2. 2. 2. 3 Les droits cessibles (achalandage)
Il n'y a pas que les objets qui sont représentés par des
symboles, il y a aussi des droits et certains de ces droits sont des sources
de revenus importantes; il faut les considérer comme un capital.
Ceci semble évident, mais la ligne est parfois mince entre un droit
que l'on peut imposer sans discussion et un droit inhérent à
la personne qui, même s'il constitue indubitablement une richesse,
ne peut simplement pas être taxer sans mener à des bizarreries.

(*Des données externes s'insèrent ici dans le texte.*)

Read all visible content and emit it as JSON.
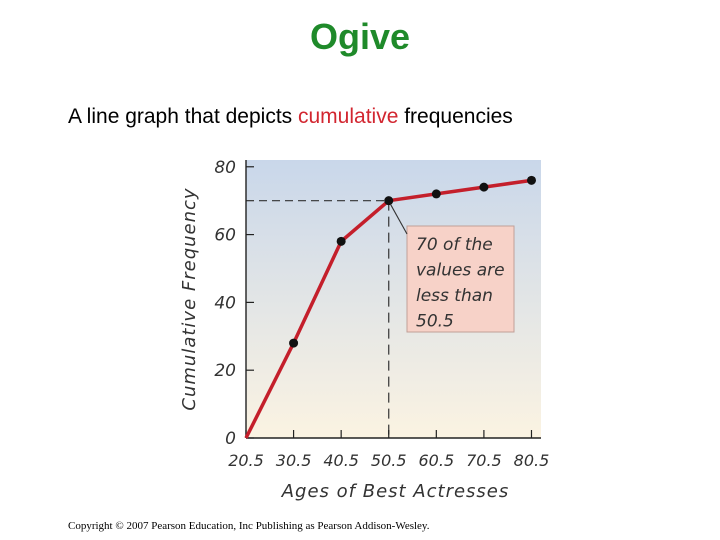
{
  "slide": {
    "title": "Ogive",
    "subtitle_before": "A line graph that depicts ",
    "subtitle_highlight": "cumulative",
    "subtitle_after": " frequencies",
    "copyright": "Copyright © 2007 Pearson Education, Inc Publishing as Pearson Addison-Wesley."
  },
  "colors": {
    "title": "#1f8a2a",
    "highlight": "#d22630",
    "line": "#c41f2b",
    "callout_fill": "#f7d2c8",
    "plot_top": "#c9d7ea",
    "plot_bottom": "#fbf3e2"
  },
  "chart_data": {
    "type": "line",
    "xlabel": "Ages of Best Actresses",
    "ylabel": "Cumulative Frequency",
    "x_ticks": [
      "20.5",
      "30.5",
      "40.5",
      "50.5",
      "60.5",
      "70.5",
      "80.5"
    ],
    "y_ticks": [
      "0",
      "20",
      "40",
      "60",
      "80"
    ],
    "xlim": [
      20.5,
      82.5
    ],
    "ylim": [
      0,
      82
    ],
    "series": [
      {
        "x": [
          20.5,
          30.5,
          40.5,
          50.5,
          60.5,
          70.5,
          80.5
        ],
        "y": [
          0,
          28,
          58,
          70,
          72,
          74,
          76
        ]
      }
    ],
    "reference": {
      "x": 50.5,
      "y": 70
    },
    "annotation": {
      "lines": [
        "70 of the",
        "values are",
        "less than",
        "50.5"
      ]
    },
    "grid": false
  }
}
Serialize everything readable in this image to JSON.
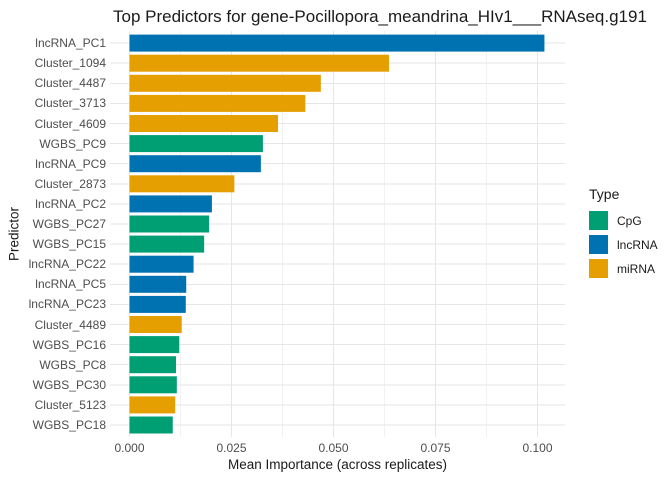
{
  "title": "Top Predictors for gene-Pocillopora_meandrina_HIv1___RNAseq.g191",
  "chart_data": {
    "type": "bar",
    "orientation": "horizontal",
    "title": "Top Predictors for gene-Pocillopora_meandrina_HIv1___RNAseq.g191",
    "xlabel": "Mean Importance (across replicates)",
    "ylabel": "Predictor",
    "xlim": [
      0,
      0.1067
    ],
    "grid": "major+minor",
    "x_major_ticks": [
      0.0,
      0.025,
      0.05,
      0.075,
      0.1
    ],
    "x_tick_labels": [
      "0.000",
      "0.025",
      "0.050",
      "0.075",
      "0.100"
    ],
    "x_minor_ticks": [
      0.0125,
      0.0375,
      0.0625,
      0.0875
    ],
    "categories": [
      "lncRNA_PC1",
      "Cluster_1094",
      "Cluster_4487",
      "Cluster_3713",
      "Cluster_4609",
      "WGBS_PC9",
      "lncRNA_PC9",
      "Cluster_2873",
      "lncRNA_PC2",
      "WGBS_PC27",
      "WGBS_PC15",
      "lncRNA_PC22",
      "lncRNA_PC5",
      "lncRNA_PC23",
      "Cluster_4489",
      "WGBS_PC16",
      "WGBS_PC8",
      "WGBS_PC30",
      "Cluster_5123",
      "WGBS_PC18"
    ],
    "bars": [
      {
        "predictor": "lncRNA_PC1",
        "type": "lncRNA",
        "value": 0.1017
      },
      {
        "predictor": "Cluster_1094",
        "type": "miRNA",
        "value": 0.0636
      },
      {
        "predictor": "Cluster_4487",
        "type": "miRNA",
        "value": 0.0469
      },
      {
        "predictor": "Cluster_3713",
        "type": "miRNA",
        "value": 0.0431
      },
      {
        "predictor": "Cluster_4609",
        "type": "miRNA",
        "value": 0.0364
      },
      {
        "predictor": "WGBS_PC9",
        "type": "CpG",
        "value": 0.0327
      },
      {
        "predictor": "lncRNA_PC9",
        "type": "lncRNA",
        "value": 0.0322
      },
      {
        "predictor": "Cluster_2873",
        "type": "miRNA",
        "value": 0.0257
      },
      {
        "predictor": "lncRNA_PC2",
        "type": "lncRNA",
        "value": 0.0202
      },
      {
        "predictor": "WGBS_PC27",
        "type": "CpG",
        "value": 0.0195
      },
      {
        "predictor": "WGBS_PC15",
        "type": "CpG",
        "value": 0.0183
      },
      {
        "predictor": "lncRNA_PC22",
        "type": "lncRNA",
        "value": 0.0157
      },
      {
        "predictor": "lncRNA_PC5",
        "type": "lncRNA",
        "value": 0.0139
      },
      {
        "predictor": "lncRNA_PC23",
        "type": "lncRNA",
        "value": 0.0138
      },
      {
        "predictor": "Cluster_4489",
        "type": "miRNA",
        "value": 0.0128
      },
      {
        "predictor": "WGBS_PC16",
        "type": "CpG",
        "value": 0.0122
      },
      {
        "predictor": "WGBS_PC8",
        "type": "CpG",
        "value": 0.0114
      },
      {
        "predictor": "WGBS_PC30",
        "type": "CpG",
        "value": 0.0116
      },
      {
        "predictor": "Cluster_5123",
        "type": "miRNA",
        "value": 0.0112
      },
      {
        "predictor": "WGBS_PC18",
        "type": "CpG",
        "value": 0.0106
      }
    ],
    "colors": {
      "CpG": "#009E73",
      "lncRNA": "#0072B2",
      "miRNA": "#E69F00"
    },
    "grid_colors": {
      "major": "#E6E6E6",
      "minor": "#F2F2F2"
    },
    "axis_text_color": "#4d4d4d",
    "legend": {
      "title": "Type",
      "position": "right",
      "entries": [
        {
          "label": "CpG",
          "color": "#009E73"
        },
        {
          "label": "lncRNA",
          "color": "#0072B2"
        },
        {
          "label": "miRNA",
          "color": "#E69F00"
        }
      ]
    }
  }
}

On ne peut pas taxer la beauté ni l'intelligence, on ne taxera certainement
pas l'éducation acquise, ni un contrat de travail. Où met-on
la barre? Où est la logique qui justifie de la mettre là et
pas ailleurs? On peut dire que l'on taxe ce que le contribuable "a"
et non pas ce qu'il "est", mais il y a place à interprétation.
Est qu'on "a" un doctorat ou est-on devenu un docteur? Le critère
qui me semble pratique est celui de l'aliénabilité. Ce qui
peut être cédé à autrui sans perdre toute valeur
réelle peut être saisi et vendu et peut donc aussi être
taxé. Taxons le.
Au premier chef, ceci vaut pour les brevets, patentes, droits de prospection
et d'exploitation, droits d'auteurs, etc. Ces droits n'existant que pour
un temps, on pourrait penser à les traiter comme des biens sujets
à dépréciation, mais la difficulté de leur assigner
une valeur initiale et l'incertitude quand à la durée de leur
valeur réelle - qui n'est pas limitée principalement par leur
terme nominal mais par l'évolution de l'environnement technique et
social - rend cette approche inapplicable. En fait, la valeur de ces droits
ne peut vraiment être estimée que sur la base des revenus qui
en découlent et la volatilité de leur rentabilité exclut
qu'on détermine leur valeur capitale à partir de ces revenus
estimés à un moment ou l'autre de la vie de ces droits.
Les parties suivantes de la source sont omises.